Need help with trig cofunctions

[max]

Hi,

Why does cos(pi/2 -x) = sin(x)?

When plotting points, I see that it is true, but I get a different graph using transformations.
I reflect the graph over the y axis (the graph looks identical to the original), and I move the grapth to the left since pi/2 is positive.

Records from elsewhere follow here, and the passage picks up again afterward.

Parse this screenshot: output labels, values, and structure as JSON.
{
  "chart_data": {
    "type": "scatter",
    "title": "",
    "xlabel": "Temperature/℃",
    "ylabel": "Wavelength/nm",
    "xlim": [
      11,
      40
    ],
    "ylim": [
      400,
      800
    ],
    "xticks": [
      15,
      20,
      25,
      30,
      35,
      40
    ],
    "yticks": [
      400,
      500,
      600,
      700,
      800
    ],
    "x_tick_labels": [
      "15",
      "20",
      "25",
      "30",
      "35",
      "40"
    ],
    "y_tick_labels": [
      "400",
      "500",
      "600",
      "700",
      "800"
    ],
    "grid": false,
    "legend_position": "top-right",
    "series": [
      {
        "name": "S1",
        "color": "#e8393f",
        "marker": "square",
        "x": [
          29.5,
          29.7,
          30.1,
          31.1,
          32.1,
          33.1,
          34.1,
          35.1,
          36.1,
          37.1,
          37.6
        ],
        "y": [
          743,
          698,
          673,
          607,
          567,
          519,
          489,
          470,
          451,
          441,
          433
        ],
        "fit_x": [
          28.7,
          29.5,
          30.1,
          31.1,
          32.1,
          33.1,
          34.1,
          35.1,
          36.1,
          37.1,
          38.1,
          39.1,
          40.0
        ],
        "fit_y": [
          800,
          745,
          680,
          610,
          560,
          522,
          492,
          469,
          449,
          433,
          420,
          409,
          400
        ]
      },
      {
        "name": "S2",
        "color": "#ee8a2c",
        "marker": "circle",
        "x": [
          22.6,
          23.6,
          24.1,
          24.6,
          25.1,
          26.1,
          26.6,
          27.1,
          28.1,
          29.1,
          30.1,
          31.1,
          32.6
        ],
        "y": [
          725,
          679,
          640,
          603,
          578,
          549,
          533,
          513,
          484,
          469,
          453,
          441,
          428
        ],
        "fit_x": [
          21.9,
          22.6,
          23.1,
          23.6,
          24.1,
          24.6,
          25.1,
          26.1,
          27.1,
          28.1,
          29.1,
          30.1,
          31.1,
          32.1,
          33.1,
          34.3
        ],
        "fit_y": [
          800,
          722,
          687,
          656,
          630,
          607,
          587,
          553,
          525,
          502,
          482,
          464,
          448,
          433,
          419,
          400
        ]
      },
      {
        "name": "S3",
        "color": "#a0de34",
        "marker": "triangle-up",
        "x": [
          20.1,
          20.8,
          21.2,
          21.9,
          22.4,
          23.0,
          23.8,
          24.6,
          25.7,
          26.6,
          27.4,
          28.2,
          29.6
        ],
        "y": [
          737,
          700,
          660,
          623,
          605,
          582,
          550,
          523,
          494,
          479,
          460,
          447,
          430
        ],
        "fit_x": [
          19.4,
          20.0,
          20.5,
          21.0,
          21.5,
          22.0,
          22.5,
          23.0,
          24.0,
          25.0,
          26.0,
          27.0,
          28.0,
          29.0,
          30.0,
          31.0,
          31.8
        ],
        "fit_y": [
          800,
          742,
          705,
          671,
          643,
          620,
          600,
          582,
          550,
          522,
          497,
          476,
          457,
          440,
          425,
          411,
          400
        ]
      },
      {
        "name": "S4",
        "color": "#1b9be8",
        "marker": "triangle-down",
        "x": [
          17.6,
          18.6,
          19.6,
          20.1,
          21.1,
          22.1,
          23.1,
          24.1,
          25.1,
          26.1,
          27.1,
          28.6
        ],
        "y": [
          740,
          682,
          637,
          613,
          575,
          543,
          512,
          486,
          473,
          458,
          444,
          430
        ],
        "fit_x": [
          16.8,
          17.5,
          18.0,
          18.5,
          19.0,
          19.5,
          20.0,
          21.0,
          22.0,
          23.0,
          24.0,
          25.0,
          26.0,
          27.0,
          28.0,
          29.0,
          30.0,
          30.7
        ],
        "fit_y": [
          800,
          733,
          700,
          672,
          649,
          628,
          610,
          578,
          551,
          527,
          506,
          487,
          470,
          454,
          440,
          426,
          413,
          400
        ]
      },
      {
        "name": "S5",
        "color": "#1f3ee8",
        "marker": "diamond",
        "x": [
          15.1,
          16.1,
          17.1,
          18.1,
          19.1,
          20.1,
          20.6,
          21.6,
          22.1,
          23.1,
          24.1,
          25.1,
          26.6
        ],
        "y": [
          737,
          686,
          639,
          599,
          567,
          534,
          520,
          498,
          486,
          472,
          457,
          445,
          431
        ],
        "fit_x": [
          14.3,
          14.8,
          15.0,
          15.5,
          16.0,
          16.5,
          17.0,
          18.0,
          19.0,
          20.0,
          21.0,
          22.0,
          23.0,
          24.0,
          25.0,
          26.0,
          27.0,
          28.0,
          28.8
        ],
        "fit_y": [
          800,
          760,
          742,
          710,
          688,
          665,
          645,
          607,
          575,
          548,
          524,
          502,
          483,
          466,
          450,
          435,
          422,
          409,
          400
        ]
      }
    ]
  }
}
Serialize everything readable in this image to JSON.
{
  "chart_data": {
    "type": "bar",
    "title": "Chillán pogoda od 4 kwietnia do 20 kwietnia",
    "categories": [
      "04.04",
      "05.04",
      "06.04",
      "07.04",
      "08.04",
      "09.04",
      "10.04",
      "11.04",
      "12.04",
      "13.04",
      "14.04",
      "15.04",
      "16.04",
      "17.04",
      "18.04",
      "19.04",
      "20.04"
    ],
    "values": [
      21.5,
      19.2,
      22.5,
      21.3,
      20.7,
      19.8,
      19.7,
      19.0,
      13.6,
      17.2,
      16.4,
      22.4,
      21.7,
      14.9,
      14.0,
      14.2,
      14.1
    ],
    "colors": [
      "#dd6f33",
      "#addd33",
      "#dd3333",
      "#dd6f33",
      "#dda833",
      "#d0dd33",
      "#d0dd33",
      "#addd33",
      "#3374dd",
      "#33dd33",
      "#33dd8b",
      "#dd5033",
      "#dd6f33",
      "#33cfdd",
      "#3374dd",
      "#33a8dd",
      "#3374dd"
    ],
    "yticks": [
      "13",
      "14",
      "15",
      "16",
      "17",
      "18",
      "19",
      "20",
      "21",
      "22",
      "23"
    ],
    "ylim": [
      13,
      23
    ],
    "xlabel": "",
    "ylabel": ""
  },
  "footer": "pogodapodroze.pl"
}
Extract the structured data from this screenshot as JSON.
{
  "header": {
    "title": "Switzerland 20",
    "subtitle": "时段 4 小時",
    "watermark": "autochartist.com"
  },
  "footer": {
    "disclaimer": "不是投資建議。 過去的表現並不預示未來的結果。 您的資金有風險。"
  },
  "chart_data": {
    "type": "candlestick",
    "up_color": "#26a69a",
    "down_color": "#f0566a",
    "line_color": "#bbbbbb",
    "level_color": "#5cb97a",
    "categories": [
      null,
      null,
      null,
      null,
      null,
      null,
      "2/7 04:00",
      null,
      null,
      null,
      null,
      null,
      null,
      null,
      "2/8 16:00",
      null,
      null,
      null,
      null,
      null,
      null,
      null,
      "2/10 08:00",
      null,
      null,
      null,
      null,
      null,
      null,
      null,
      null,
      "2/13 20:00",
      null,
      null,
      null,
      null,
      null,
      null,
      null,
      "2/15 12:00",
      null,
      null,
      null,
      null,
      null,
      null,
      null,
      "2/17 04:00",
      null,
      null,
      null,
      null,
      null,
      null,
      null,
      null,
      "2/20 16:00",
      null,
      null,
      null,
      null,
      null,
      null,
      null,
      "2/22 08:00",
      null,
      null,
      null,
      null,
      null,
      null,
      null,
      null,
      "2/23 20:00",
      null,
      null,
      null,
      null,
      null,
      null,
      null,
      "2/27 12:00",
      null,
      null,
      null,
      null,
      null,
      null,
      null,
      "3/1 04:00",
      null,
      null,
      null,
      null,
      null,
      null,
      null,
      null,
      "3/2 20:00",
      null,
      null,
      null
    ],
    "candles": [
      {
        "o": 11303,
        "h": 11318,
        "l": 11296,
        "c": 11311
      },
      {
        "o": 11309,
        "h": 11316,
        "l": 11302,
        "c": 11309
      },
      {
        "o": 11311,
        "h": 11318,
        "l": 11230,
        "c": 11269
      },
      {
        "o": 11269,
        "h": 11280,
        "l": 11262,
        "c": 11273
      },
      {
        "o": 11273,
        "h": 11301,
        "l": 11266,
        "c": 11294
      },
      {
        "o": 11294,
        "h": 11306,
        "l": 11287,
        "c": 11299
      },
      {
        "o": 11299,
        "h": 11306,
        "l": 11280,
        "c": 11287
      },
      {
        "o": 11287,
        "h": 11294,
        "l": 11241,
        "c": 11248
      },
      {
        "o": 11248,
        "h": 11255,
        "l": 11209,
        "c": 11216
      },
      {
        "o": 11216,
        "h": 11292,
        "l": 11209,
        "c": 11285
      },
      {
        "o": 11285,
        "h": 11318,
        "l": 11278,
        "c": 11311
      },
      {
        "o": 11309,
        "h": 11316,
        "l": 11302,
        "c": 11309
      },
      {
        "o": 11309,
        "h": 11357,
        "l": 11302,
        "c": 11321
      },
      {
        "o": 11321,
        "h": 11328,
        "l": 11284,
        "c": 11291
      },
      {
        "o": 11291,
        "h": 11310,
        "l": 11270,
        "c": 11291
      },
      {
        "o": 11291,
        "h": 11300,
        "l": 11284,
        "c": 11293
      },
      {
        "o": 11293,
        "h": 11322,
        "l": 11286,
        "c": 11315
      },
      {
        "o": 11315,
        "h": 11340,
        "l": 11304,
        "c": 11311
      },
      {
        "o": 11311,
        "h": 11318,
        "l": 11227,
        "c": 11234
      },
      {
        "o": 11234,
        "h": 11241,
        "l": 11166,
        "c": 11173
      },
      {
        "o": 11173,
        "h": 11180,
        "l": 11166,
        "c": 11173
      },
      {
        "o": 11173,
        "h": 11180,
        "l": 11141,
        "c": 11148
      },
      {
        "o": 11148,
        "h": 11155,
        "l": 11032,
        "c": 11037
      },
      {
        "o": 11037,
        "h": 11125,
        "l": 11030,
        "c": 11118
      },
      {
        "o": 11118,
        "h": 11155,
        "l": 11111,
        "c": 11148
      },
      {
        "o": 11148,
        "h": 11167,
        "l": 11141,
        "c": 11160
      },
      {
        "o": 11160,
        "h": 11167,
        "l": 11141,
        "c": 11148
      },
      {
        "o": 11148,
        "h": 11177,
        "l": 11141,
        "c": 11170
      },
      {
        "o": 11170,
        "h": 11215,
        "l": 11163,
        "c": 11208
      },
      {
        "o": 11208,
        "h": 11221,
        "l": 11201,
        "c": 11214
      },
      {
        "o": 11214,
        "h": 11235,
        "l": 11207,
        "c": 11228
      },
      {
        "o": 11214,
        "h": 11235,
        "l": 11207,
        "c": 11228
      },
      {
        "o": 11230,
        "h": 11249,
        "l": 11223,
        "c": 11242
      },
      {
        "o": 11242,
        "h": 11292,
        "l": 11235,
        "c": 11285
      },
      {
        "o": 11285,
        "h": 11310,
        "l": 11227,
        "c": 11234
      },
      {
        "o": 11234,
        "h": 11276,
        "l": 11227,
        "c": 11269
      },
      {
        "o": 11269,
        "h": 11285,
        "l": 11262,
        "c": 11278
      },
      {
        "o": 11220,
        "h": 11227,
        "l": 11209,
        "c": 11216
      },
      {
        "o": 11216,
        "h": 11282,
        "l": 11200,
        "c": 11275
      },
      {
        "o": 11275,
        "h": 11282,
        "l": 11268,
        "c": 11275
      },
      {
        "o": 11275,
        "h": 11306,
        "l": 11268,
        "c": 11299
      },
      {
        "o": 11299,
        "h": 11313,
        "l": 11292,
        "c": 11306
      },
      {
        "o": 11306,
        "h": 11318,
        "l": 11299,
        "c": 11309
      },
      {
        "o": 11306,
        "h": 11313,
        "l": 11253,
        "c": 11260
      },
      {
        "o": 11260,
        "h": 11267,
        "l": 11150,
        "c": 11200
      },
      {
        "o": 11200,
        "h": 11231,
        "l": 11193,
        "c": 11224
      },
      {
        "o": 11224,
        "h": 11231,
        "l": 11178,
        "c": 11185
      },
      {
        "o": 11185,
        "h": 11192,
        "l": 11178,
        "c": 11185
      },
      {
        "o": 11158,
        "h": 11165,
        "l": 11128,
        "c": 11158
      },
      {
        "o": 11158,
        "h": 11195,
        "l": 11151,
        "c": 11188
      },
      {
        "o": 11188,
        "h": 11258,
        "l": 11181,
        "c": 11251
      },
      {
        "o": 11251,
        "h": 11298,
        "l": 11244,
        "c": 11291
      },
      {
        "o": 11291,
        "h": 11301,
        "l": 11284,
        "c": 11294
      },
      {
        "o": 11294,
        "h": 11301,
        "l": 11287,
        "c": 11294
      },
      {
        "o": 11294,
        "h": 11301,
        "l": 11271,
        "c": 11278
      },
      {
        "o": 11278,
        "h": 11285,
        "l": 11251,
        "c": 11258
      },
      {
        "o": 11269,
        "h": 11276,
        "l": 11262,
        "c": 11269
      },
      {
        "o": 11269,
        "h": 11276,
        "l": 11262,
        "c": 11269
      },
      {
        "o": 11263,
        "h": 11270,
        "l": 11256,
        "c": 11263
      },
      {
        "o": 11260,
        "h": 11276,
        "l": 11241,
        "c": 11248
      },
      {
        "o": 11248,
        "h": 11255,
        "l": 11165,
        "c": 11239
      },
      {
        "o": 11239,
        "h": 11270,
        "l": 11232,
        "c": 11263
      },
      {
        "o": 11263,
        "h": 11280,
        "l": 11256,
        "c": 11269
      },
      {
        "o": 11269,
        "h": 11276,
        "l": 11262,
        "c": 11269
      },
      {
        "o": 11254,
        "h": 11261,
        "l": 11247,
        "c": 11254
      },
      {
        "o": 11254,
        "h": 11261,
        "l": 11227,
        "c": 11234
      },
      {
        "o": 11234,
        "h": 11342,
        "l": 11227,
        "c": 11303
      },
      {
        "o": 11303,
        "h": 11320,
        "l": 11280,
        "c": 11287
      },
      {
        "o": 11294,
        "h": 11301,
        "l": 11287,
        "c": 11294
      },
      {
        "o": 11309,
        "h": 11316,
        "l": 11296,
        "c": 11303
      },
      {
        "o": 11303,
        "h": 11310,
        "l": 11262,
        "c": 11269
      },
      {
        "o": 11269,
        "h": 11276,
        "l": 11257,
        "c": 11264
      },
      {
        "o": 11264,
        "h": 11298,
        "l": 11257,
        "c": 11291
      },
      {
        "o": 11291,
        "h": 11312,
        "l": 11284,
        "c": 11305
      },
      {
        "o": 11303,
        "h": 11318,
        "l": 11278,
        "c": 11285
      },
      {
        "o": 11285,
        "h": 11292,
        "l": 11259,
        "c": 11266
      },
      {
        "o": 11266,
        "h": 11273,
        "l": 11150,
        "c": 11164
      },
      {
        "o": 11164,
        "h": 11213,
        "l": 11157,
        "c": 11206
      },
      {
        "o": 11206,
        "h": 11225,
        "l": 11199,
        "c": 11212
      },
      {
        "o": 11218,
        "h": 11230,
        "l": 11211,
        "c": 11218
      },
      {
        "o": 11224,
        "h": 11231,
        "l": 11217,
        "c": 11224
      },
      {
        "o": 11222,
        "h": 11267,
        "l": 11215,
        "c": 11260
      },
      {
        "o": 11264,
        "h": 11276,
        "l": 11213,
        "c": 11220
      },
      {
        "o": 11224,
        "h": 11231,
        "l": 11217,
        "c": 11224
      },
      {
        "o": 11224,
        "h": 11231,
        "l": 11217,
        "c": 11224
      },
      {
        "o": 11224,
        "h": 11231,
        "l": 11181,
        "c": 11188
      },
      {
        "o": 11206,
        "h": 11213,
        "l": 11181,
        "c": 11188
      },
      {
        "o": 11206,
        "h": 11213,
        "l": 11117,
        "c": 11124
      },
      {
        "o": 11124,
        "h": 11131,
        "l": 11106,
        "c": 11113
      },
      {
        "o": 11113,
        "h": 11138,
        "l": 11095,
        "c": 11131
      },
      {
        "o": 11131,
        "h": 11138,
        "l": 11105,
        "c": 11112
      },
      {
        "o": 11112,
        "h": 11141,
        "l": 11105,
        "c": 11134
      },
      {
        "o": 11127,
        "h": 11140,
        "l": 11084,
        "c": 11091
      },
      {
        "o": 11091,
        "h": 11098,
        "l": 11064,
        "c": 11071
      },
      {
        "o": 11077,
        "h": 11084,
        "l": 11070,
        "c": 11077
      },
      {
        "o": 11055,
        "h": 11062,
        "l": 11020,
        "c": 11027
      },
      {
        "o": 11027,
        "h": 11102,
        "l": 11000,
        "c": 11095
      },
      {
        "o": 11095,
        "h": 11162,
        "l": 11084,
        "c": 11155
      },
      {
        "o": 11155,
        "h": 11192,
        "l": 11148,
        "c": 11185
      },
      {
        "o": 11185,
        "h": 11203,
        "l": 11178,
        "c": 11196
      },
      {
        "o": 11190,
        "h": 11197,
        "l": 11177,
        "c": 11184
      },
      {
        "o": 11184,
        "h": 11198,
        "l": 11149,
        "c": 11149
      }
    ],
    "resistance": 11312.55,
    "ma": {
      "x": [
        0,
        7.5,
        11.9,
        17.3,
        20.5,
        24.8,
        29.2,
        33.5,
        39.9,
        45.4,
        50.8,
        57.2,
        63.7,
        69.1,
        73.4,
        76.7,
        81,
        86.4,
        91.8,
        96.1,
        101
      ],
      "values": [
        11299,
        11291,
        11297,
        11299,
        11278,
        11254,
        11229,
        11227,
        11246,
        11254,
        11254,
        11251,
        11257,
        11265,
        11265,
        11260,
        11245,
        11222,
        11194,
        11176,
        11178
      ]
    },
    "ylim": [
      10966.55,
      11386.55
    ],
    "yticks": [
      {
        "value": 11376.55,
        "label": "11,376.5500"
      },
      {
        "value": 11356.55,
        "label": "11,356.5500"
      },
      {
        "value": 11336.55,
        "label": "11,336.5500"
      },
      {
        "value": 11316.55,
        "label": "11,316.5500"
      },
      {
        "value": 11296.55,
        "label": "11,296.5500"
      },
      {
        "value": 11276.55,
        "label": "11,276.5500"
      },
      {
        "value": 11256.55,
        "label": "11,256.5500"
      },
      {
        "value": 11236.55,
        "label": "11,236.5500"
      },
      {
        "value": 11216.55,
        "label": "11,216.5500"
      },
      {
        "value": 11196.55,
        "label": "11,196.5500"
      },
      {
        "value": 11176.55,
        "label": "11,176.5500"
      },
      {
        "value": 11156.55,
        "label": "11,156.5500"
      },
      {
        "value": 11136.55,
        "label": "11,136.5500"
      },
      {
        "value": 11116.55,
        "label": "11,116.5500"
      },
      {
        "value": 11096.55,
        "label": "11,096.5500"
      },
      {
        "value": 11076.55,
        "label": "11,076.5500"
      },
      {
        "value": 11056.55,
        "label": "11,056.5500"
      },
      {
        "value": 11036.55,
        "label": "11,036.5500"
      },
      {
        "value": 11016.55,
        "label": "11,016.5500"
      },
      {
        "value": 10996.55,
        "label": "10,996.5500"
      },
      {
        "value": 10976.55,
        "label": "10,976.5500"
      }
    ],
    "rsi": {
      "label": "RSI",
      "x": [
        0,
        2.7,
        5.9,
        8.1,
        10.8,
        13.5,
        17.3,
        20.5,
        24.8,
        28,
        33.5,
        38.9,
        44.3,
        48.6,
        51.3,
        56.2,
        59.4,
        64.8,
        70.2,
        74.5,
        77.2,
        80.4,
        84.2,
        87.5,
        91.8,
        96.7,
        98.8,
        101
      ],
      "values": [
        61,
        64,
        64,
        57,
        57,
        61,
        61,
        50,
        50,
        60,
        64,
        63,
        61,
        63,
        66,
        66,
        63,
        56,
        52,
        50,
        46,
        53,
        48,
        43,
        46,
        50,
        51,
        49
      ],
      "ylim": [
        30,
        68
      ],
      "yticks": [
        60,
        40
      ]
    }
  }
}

Also, if the graph of cos(x) = cos(-x), why doesn't cos(pi/2+x),which equals sin(x), = cos(-(pi/2)-x)?

Thanks

 

[Denis]

Why does cos(pi/2 -x) = sin(x)?

Do you realise that circumference of unit circle = 2pi ?
Which means arc pi/2 subtends a 90 degrees angle.

 

[Deleted member 4993]

Hi,

Why does cos(pi/2 -x) = sin(x)?

When plotting points, I see that it is true, but I get a different graph using transformations.
I reflect the graph over the y axis (the graph looks identical to the original), and I move the grapth to the left since pi/2 is positive.

Also, if the graph of cos(x) = cos(-x), why doesn't cos(pi/2+x),which equals sin(x) no... cos(pi/2+x) = - sin(x), watch that negative sign after "equal to" sign = cos(-(pi/2)-x)?

Thanks

One of the ways to show that would be to use:

cos(A-B) = cos(A) * cos(B) + sin(A)*sin(B)

If you understand (or take for granted) the equation above then

\(\displaystyle cos(\frac{\pi}{2} - \theta) = \, cos(\frac{\pi}{2}) \cdot cos(\theta)\, + \, sin(\frac{\pi}{2})\cdot sin(\theta) = \, sin(\theta)\)

 

[max]

Thanks for helping see why it is true. But how can I picture the transformations correctly? I take the graph and flip it over the y axis then move it to the left. What am I doing wrong?